While this young lady was disagreeing that the women in the video was indeed harassed, she inadvertently pointed to the fact that the misogyny and entitlement that is hurled at Black women is often more violent and antagonizing. White men have offered my wife money as she passes in the street. She’s been chased and slapped for spurning men’s advances. This happens because culturally there is a universal lack of empathy towards Black women rendering her pain invisible and struggle self-imposed. The President started an initiative for young Black boys, leaving behind all the girls from the same broken neighborhoods who are also hitting their heads against the matrix of systemic racism. They, too are filling up the prisons and mental institutions. T.I breaks his neck to come to Iggy’s rescues and makes Snoop apologize, hat in hand, for hurting her feelings when Black women are shut up, roughed up, and humiliated regularly in hip-hop circles and no one bats an eyelash.  Who is left to love and defend them?

It’s no secret that I’m a man of trans* experience. My manhood was not given to me by birthright. I’ve had to work hard and sacrifice so much to be a man of my own design. I had to take a step back. I had to look at the broader picture and piece together how to build sustainable and healthy relationships with Black women. I didn’t want a cookie cutter replica of misunderstanding and miscommunication packaged as everyday gender idiosyncrasies.  I didn’t want to obsess over Indian hair, Asian eyes, redbone and wavy because that is constantly being touted as a Black man’s ideal.  I didn’t want to get put on, “and leave that ass for a White girl” like Kanye.  If I looked to the media for cues on how to create relationships with Black women I would run across the usual tropes of “Black women are too difficult” and “Black men are never satisfied grown boys.” I wanted to create Black masculinity for myself that wasn’t resentful or afraid of Black womanhood and femininity but one that works in rhythm with it; one that is constantly open to finding points of admiration, where our differences aren’t antithetical but co-exist in a mutual exchange of reverence and recognition that values the need for each other with no reservation or apologies.

I absolutely unequivocally adore my Black wife. She’s a Trinidadian woman who has introduced me to black peoples and culture throughout the diaspora. We find pockets of commonality and tension in the ancestry we share that has been split abstracted and layered with indigenous people and Africa. She helps me navigate the micro-aggressions I have to deal with on a daily basis with care and patience. I don’t have to censor my language or my frustrations because that’s my G, for real.  It’s the way she can rock a bone straight sew-in, dookie braids, or her natural curls like a boss. It’s her smooth toffee skin and the familiar cackle and cadence in her laugh that I’ve heard my whole life from the women that raised me; my mother, aunties and sisters. She’s the most beautiful and the most amazing woman I know.

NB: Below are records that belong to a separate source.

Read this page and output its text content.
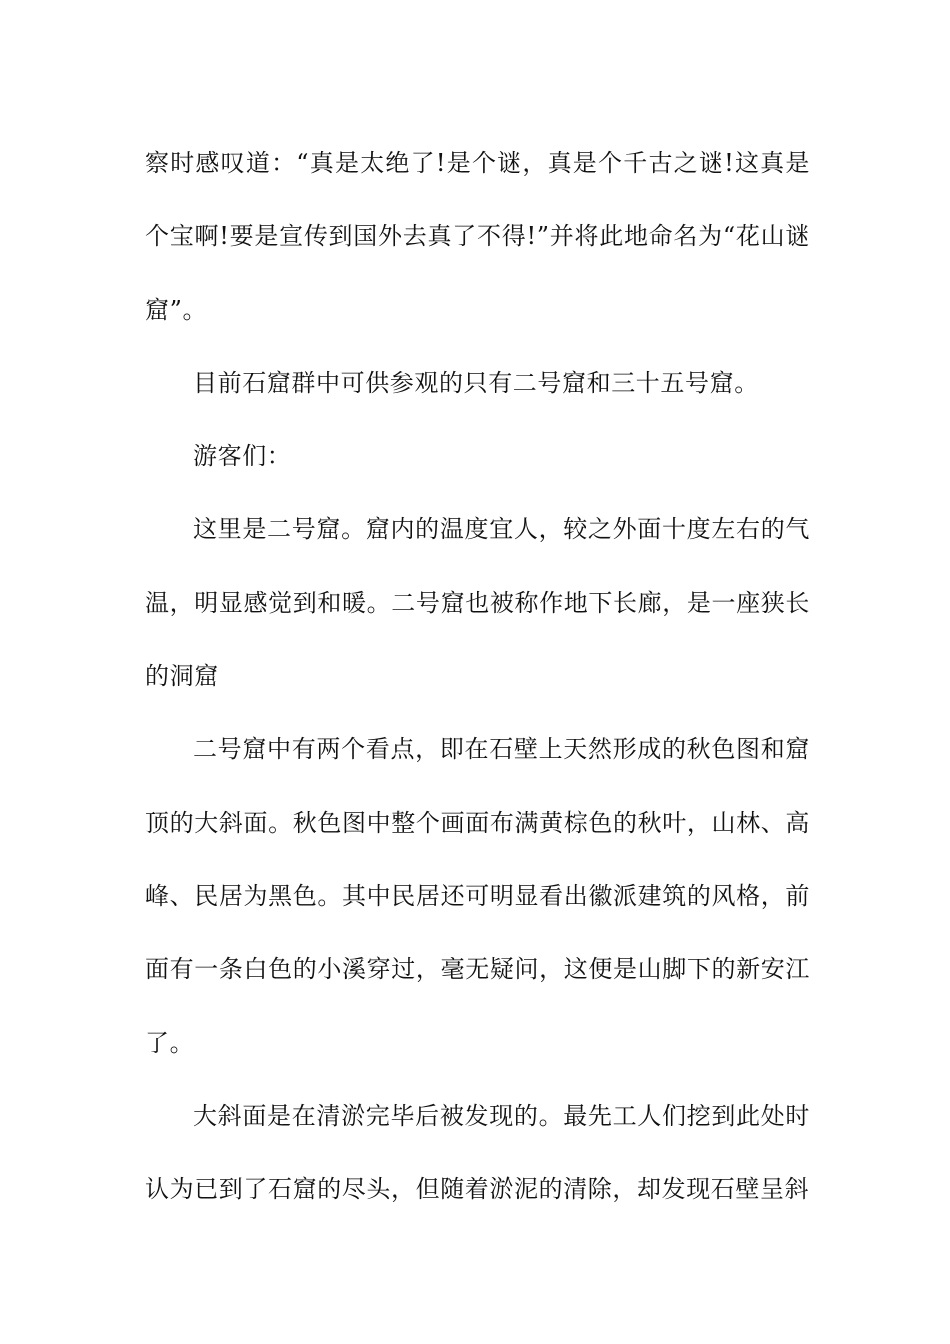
察时感叹道：“真是太绝了!是个谜，真是个千古之谜!这真是个宝啊!要是宣传到国外去真了不得!”并将此地命名为“花山谜窟”。

目前石窟群中可供参观的只有二号窟和三十五号窟。

游客们：

这里是二号窟。窟内的温度宜人，较之外面十度左右的气温，明显感觉到和暖。二号窟也被称作地下长廊，是一座狭长的洞窟

二号窟中有两个看点，即在石壁上天然形成的秋色图和窟顶的大斜面。秋色图中整个画面布满黄棕色的秋叶，山林、高峰、民居为黑色。其中民居还可明显看出徽派建筑的风格，前面有一条白色的小溪穿过，毫无疑问，这便是山脚下的新安江了。

大斜面是在清淤完毕后被发现的。最先工人们挖到此处时认为已到了石窟的尽头，但随着淤泥的清除，却发现石壁呈斜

My choice to be with Black women exclusively doesn’t infer anything about anyone’s interracial relationship. I think that true love is the most vulnerable and authentic emotion that shouldn’t be bound by race or ethnicity. It is one’s own immutable truth and I would never overstep my boundaries by questionings anyone’s love for their partners. I’ve rooted for friends and their non-Black partners. I liked Seal and Heidi Klum together. However, I’m well aware that desire is different from love. Desire is definitely constructed around social influences and signifiers of what is beautiful and worthy of love. From body type to complexion we are inundated with messages about who should be wanted and who shouldn’t. My choice to love black women only is revolutionary. It’s a reflection of my radical politics.  It’s my straight no chaser lust, love and worship of black femininity. Black girls are magic. From high yellow to blue black. And I love them all.